Shapiro's attorney speaks regarding UM's NCAA notice
CORAL GABLES, Fla. (WSVN) -- After the NCAA officially put the University of Miami on notice following a booster's blockbuster claims against the athletic department, that booster's attorney is speaking about the allegations.
The University of Miami is trying to defend itself after the NCAA handed down a notice of allegations against the school. The details and penalties are unknown, but the university has been hit with the words of "lack of institutional control."
Everything centers around the allegations made by convicted Ponzi scheming booster Nevin Shapiro.

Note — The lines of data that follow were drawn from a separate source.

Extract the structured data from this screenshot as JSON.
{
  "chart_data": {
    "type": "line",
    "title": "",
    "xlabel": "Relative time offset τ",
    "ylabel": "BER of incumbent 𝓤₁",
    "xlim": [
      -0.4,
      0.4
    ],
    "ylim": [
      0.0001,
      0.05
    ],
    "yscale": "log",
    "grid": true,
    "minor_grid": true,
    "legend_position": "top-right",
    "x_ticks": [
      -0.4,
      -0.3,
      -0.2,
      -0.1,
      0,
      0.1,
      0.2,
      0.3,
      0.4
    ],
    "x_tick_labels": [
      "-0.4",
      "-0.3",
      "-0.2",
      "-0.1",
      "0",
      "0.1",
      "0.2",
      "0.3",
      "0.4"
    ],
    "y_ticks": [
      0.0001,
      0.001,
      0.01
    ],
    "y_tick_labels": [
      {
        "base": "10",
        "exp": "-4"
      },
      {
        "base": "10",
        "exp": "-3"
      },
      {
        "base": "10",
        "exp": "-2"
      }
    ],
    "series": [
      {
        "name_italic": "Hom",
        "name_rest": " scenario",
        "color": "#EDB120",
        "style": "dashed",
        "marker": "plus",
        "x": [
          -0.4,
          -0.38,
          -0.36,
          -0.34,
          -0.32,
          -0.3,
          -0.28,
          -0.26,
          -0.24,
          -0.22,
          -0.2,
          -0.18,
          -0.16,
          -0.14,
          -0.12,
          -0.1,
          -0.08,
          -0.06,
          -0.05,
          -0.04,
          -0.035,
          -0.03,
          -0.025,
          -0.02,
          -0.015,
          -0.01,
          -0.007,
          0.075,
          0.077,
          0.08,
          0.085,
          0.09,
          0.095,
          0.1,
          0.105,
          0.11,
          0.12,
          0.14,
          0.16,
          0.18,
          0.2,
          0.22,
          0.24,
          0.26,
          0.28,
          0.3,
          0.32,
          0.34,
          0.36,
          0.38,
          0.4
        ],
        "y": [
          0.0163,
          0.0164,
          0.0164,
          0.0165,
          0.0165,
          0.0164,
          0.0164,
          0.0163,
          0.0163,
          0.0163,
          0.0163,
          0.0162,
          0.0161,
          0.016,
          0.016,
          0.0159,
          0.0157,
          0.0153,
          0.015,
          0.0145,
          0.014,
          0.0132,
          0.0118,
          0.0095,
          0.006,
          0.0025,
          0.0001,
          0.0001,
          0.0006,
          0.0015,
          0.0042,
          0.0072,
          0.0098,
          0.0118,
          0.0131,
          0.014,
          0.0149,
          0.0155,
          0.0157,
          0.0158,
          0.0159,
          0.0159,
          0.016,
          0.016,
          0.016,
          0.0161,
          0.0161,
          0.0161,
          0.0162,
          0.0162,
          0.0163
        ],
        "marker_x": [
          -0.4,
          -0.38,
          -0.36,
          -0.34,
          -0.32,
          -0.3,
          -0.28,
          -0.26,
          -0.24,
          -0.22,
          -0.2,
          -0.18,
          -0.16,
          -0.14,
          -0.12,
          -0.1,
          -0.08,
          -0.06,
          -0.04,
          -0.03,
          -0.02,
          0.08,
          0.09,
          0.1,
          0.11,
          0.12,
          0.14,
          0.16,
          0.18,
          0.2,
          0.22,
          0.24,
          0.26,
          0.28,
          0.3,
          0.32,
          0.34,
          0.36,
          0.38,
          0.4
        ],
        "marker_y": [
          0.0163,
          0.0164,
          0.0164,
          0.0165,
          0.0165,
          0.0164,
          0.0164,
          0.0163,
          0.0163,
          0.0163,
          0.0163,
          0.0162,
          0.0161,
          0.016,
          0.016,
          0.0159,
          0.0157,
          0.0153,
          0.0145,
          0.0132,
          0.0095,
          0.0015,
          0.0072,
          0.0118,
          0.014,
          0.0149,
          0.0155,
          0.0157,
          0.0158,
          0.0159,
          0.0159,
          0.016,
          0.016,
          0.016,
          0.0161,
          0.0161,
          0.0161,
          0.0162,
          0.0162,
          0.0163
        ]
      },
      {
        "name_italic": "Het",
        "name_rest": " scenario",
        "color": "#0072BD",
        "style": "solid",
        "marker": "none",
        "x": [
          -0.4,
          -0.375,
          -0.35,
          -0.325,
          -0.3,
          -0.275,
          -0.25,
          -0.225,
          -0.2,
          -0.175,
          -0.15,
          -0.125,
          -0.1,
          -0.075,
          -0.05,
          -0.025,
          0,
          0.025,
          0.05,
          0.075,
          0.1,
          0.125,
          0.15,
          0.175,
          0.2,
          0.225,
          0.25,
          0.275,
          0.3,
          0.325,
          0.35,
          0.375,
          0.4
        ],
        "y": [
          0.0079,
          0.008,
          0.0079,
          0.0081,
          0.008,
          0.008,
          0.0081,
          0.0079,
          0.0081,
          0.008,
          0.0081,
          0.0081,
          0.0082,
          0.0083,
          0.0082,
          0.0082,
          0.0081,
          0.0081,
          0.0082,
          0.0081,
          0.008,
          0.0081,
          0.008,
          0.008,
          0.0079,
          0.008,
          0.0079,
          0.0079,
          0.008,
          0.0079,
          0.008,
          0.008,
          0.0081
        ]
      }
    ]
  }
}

Shapiro claimed he showered athletes with cash and gifts.
What makes this investigation concerning to some is that allegedly Shapiro's attorney, Maria Elena Perez, was sharing information with the NCAA and was getting paid.
Maria Elena Perez: "I was sharing my information with them."
Reporter: "And you didn't think anything was wrong with that?"
Maria Elena Perez: "What is wrong with that? Rosh, what would I think is wrong with that?"
The NCAA eventually fired an enforcement official and omitted the information obtained from Elena Perez and Shapiro in its report.
Reporter: "Some people may say a red flag should have gone up? You should have said, 'Listen, you want these documents, they are public documents go and get them.'"
Maria Elena Perez: "But we got paid for the lidication part of it and they were an angel."
Elena Perez said she did nothing wrong with simply giving the NCAA public documents.
The University of Miami's president Donna Shalala released a statement which reads in part: "The NCAA enforcement staff could not find evidence of prostitution, expensive cars for players, expensive dinners paid for by boosters, player bounty payments, rampant alcohol and drug use, or the alleged hundreds of thousands of dollars in cash and gifts given to students athletes, as reported in the media. The fabricated story played well, the facts did not."
Shalala fired back against the NCAA. The University of Miami has already be self imposed by sitting out two bowl games, a conference football championship game and scholarships. Shalala said this is enough.
Maria Elena Perez: "If I have been giving them documents that the public could not obtain, then that would be different. But I never did that."
Shalala said she will be going after the NCAA. UM has 90 days to respond to these allegations, and then a hearing will ensue as well as possible sanctions.